William_S comments on Superintelligence 21: Value learning

William_S 10 Feb 2015 0:13 UTC
0 points
I think the difference is between writing an algorithm that detects the sound of a human saying “Friendly!” (which we can sort-of do today), and writing an algorithm that detects situations where some impartial human observer would tell you that the situation is “Friendly!” if asked about it. (I don’t propose that this is the criteria that should be used, but your algorithm needs at least that level of algorithmic sophistication for value learning). The situation you talk about will always happen with the first sort of algorithm. The second sort of algorithm could work, although lack of training data might lead to it functionally behaving in the same way as the first, or to making a similar class of mistakes.
- Houshalter 10 Feb 2015 15:02 UTC
  0 points
  Parent
  I don’t see a distinction between these things. Shouting “Friendly!” is just the mechanism being used to add to the training data.
  
  No matter what method you use to label the data, there is no way for the machine to distinguish it from ground truth.
  
  E.g. the machine might learn that it should convince you to press the reward button, but it might also learn to steal the button and press it itself.
  
  Both are perfectly valid generalizations to the problem of “predict what actions are the most likely to lead to a positive example in the training set.” But only one is what we really intend.
  - KatjaGrace 12 Feb 2015 17:53 UTC
    1 point
    Parent
    If the AI takes your saying ‘friendly’ to be a consequence of something being a positive example, then it doesn’t think changing your words manually will change whether it is a positive example.
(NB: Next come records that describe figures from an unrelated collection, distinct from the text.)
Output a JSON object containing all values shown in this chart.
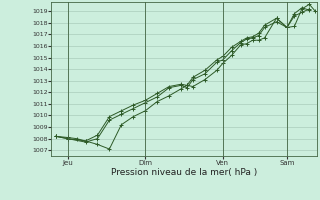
{
  "title": "",
  "xlabel": "Pression niveau de la mer( hPa )",
  "background_color": "#cceedd",
  "grid_color": "#aaccbb",
  "line_color": "#2d5a27",
  "spine_color": "#446644",
  "ylim": [
    1006.5,
    1019.8
  ],
  "yticks": [
    1007,
    1008,
    1009,
    1010,
    1011,
    1012,
    1013,
    1014,
    1015,
    1016,
    1017,
    1018,
    1019
  ],
  "xlim": [
    -3,
    175
  ],
  "day_labels": [
    "Jeu",
    "Dim",
    "Ven",
    "Sam"
  ],
  "day_positions": [
    8,
    60,
    112,
    155
  ],
  "day_vlines": [
    8,
    60,
    112,
    155
  ],
  "series1": [
    [
      0,
      1008.2
    ],
    [
      8,
      1008.0
    ],
    [
      20,
      1007.8
    ],
    [
      28,
      1007.5
    ],
    [
      36,
      1007.1
    ],
    [
      44,
      1009.2
    ],
    [
      52,
      1009.9
    ],
    [
      60,
      1010.4
    ],
    [
      68,
      1011.2
    ],
    [
      76,
      1011.7
    ],
    [
      84,
      1012.3
    ],
    [
      88,
      1012.6
    ],
    [
      92,
      1012.5
    ],
    [
      100,
      1013.1
    ],
    [
      108,
      1013.9
    ],
    [
      112,
      1014.5
    ],
    [
      118,
      1015.2
    ],
    [
      124,
      1016.1
    ],
    [
      128,
      1016.2
    ],
    [
      132,
      1016.5
    ],
    [
      136,
      1016.5
    ],
    [
      140,
      1016.7
    ],
    [
      148,
      1018.4
    ],
    [
      155,
      1017.6
    ],
    [
      160,
      1017.7
    ],
    [
      165,
      1019.2
    ],
    [
      170,
      1019.6
    ],
    [
      174,
      1019.0
    ]
  ],
  "series2": [
    [
      0,
      1008.2
    ],
    [
      8,
      1008.0
    ],
    [
      20,
      1007.7
    ],
    [
      28,
      1008.0
    ],
    [
      36,
      1009.6
    ],
    [
      44,
      1010.1
    ],
    [
      52,
      1010.6
    ],
    [
      60,
      1011.1
    ],
    [
      68,
      1011.6
    ],
    [
      76,
      1012.4
    ],
    [
      84,
      1012.6
    ],
    [
      88,
      1012.4
    ],
    [
      92,
      1013.1
    ],
    [
      100,
      1013.6
    ],
    [
      108,
      1014.6
    ],
    [
      112,
      1014.8
    ],
    [
      118,
      1015.6
    ],
    [
      124,
      1016.3
    ],
    [
      128,
      1016.6
    ],
    [
      132,
      1016.7
    ],
    [
      136,
      1016.9
    ],
    [
      140,
      1017.6
    ],
    [
      148,
      1018.1
    ],
    [
      155,
      1017.6
    ],
    [
      160,
      1018.8
    ],
    [
      165,
      1019.3
    ],
    [
      170,
      1019.1
    ]
  ],
  "series3": [
    [
      0,
      1008.2
    ],
    [
      8,
      1008.1
    ],
    [
      14,
      1008.0
    ],
    [
      20,
      1007.8
    ],
    [
      28,
      1008.3
    ],
    [
      36,
      1009.9
    ],
    [
      44,
      1010.4
    ],
    [
      52,
      1010.9
    ],
    [
      60,
      1011.3
    ],
    [
      68,
      1011.9
    ],
    [
      76,
      1012.5
    ],
    [
      84,
      1012.7
    ],
    [
      88,
      1012.6
    ],
    [
      92,
      1013.3
    ],
    [
      100,
      1013.9
    ],
    [
      108,
      1014.8
    ],
    [
      112,
      1015.1
    ],
    [
      118,
      1015.9
    ],
    [
      124,
      1016.4
    ],
    [
      128,
      1016.7
    ],
    [
      132,
      1016.8
    ],
    [
      136,
      1017.1
    ],
    [
      140,
      1017.8
    ],
    [
      148,
      1018.4
    ],
    [
      155,
      1017.6
    ],
    [
      160,
      1018.6
    ],
    [
      165,
      1018.9
    ],
    [
      170,
      1019.2
    ]
  ]
}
If it thinks your actions cause something to be a positive example, then it does think changing your actions will change whether it is a positive example.
    - Houshalter 16 Feb 2015 22:35 UTC
      0 points
      Parent
      Shouting “Friendly!” isn’t just correlated with positive examples, it literally causes them. Torturing the supervisor to make them say “Friendly!” is a perfectly valid generalization of the training set. Unless you include negative examples of that, and all the countless other ways it can go wrong.
      - KatjaGrace 20 Feb 2015 19:27 UTC
        0 points
        Parent
        It causes something to be a training example, but it doesn’t cause it to be an instance of the thing the AI is meant to identify. If the AI itself has this model (in which there is something else it cares about, which is often identified by shouting), then we should not get the problem you mention.
        
        In particular, the value learning scheme—where the AI has priors over what is valuable and its observations cause it to update these—should avoid the problem, if I understand correctly.
        Houshalter 24 Feb 2015 18:40 UTC
        0 points
        Parent
        Imagine a simple reinforcement learner. I press a button and it gets a reward. If the reinforcement learner is smart, it will figure out that pressing the button causes the reward, and try to steal the button and press it (as opposed to indirectly pressing it by pleasing me.)
        
        This is the exact same situation. We’ve just removed the reward. Instead the AI tries to predict what actions would have given it rewards. However there is no difference between predicted rewards and actual rewards. They should converge to the same function, that’s the entire goal of the learning.
        
        So if the AI is as smart as the AI in the first scenario, it will know that stealing the reward button is what it should have done the first time around, and therefore what it will do the second time.
        
        Expecting the AI to magically learn human values and stop there is just absurdly anthropomorphically optimistic.